I tried reducing max_num_batched_tokens and it worked. The default value was 8192 and I reduced it to 1024 == max_model_len. There is a reduction of speed, though.
Hi @alecngo, thanks for the issue! Could you provide more configuration details from when the bug occurs, aside from max_num_batched_tokens = 8k — for example, the dataset length (should it still be 200k as in issue #191?), the prompt and completion lengths, etc? That would be very helpful for diagnosing the bug.
The dataset length is still 200k. Some NDA so I would just quickly summarize the prompt as around 300 English words asking Qwen to say yes or no if a word is related/not-related to the image. So completion lengths should just be 1 token.
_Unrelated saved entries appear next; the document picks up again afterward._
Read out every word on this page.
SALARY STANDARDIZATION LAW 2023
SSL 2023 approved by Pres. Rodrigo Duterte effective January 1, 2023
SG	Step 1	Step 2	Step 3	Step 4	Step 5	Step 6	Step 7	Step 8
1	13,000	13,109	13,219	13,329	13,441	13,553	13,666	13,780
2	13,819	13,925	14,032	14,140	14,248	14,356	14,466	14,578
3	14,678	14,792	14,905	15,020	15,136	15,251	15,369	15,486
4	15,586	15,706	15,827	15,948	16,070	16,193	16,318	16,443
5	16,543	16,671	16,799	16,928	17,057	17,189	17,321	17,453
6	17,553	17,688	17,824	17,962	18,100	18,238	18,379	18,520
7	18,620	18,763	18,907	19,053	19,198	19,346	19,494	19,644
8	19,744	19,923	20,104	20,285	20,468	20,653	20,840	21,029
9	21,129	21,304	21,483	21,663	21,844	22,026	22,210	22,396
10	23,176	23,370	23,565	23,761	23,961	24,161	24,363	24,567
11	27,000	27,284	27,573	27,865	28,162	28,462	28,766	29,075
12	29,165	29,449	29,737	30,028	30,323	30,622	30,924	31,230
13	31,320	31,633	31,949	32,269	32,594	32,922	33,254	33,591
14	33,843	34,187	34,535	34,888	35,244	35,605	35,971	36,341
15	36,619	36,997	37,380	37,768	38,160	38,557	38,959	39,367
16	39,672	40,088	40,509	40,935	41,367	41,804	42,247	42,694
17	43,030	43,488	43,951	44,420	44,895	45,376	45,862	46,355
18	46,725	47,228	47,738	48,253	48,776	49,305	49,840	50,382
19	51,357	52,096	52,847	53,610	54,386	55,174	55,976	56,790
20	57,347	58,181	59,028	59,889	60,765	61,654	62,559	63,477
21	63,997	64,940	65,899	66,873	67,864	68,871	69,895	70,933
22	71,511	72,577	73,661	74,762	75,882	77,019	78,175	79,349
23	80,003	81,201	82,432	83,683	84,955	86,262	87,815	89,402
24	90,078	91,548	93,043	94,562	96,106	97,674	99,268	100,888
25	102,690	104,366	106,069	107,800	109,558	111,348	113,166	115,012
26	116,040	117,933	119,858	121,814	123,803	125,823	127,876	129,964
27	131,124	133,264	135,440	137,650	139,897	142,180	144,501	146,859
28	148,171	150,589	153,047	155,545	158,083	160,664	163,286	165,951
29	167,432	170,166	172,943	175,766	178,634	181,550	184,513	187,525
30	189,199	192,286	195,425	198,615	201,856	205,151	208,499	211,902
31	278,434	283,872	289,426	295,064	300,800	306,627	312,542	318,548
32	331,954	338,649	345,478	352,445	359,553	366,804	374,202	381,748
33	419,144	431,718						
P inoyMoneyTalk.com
The dataset length is still 200k. Some NDA so I would just quickly summarize the prompt as around 300 English words asking Qwen to say yes or no if a word is related/not-related to the image. So completion lengths should just be 1 token.
Interesting. Thanks for the info. I will try to reproduce it first.